Monday is the third "Serfs Emancipation Day," an occasion celebrated across the plateau region. During the celebrations, Tibetans dressed in traditional costumes and sang, danced and staged dramas based upon the lives of their ancestors.

"The Dalai Lama wanted to use his 'retirement' rhetoric to attract more listeners and to fan the efforts for splitting Tibet from the motherland," said Tenzinchodrak.

"The Shakyamuni Buddha required Buddhists to pursue spiritual improvement, rather than meddling in politics. But the Dalai Lama has long engaged in activities that aim to split China apart," said Tenzinchodrak.

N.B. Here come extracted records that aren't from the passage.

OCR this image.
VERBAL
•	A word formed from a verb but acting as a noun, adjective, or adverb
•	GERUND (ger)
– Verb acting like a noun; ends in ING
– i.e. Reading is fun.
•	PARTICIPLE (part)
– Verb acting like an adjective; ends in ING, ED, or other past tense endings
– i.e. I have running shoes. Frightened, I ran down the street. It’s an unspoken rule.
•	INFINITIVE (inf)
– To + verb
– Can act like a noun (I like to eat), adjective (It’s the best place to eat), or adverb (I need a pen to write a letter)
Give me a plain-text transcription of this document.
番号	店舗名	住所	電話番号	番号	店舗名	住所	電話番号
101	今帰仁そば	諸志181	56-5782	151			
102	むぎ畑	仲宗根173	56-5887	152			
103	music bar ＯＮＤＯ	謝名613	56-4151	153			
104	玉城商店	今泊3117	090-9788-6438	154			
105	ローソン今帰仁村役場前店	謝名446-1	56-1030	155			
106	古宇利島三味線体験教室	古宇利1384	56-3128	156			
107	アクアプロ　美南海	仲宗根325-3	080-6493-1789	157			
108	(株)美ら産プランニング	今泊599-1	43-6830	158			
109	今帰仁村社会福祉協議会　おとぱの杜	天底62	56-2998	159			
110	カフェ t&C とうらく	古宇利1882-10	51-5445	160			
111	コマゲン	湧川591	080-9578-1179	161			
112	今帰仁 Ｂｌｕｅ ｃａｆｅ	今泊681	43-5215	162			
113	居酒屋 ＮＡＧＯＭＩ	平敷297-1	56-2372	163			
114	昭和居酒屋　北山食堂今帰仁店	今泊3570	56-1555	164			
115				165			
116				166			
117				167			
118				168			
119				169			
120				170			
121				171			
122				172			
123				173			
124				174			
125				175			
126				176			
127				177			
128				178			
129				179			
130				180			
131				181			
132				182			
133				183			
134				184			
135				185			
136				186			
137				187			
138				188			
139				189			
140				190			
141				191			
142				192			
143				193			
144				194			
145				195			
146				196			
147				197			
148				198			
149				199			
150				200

The 14th Dalai Lama fled to India and created the self-declared "Tibetan government-in-exile" after the central government foiled an armed rebellion he and his supporters staged in 1959.

"The Dalai Lama's separatist nature is unchanged. Just as the Tibetan saying goes, 'A black charcoal will never become white no matter how many times you wash it," said Tenzinchodrak.

On March 28, 1959, China's central government announced that it would dissolve the aristocratic local government of Tibet and replace it with a preparatory committee for establishing the Tibet autonomous region.

That meant the end of serfdom and the abolition of the hierarchal social system that was characterized by theocracy. The Dalai Lama was at the core of that social order.

The move came after the central government foiled an armed rebellion staged by the Dalai Lama and his supporters, most of whom were slave owners attempting to maintain the region's serfdom.

"All ethnic groups will commemorate that day forever," said Padma Choling, chairman of the regional government, since the Tibetans were freed from the cruel and dark rule of feudal serfdom, which forever changed the human rights situation in Tibet.

Tenzinchodrak, now 61, became the 14th living buddha of Shingtsa Temple in Tibet's Nagarze County in 1955. He was elected vice chairman of the region's People's Congress Standing Committee in 2008.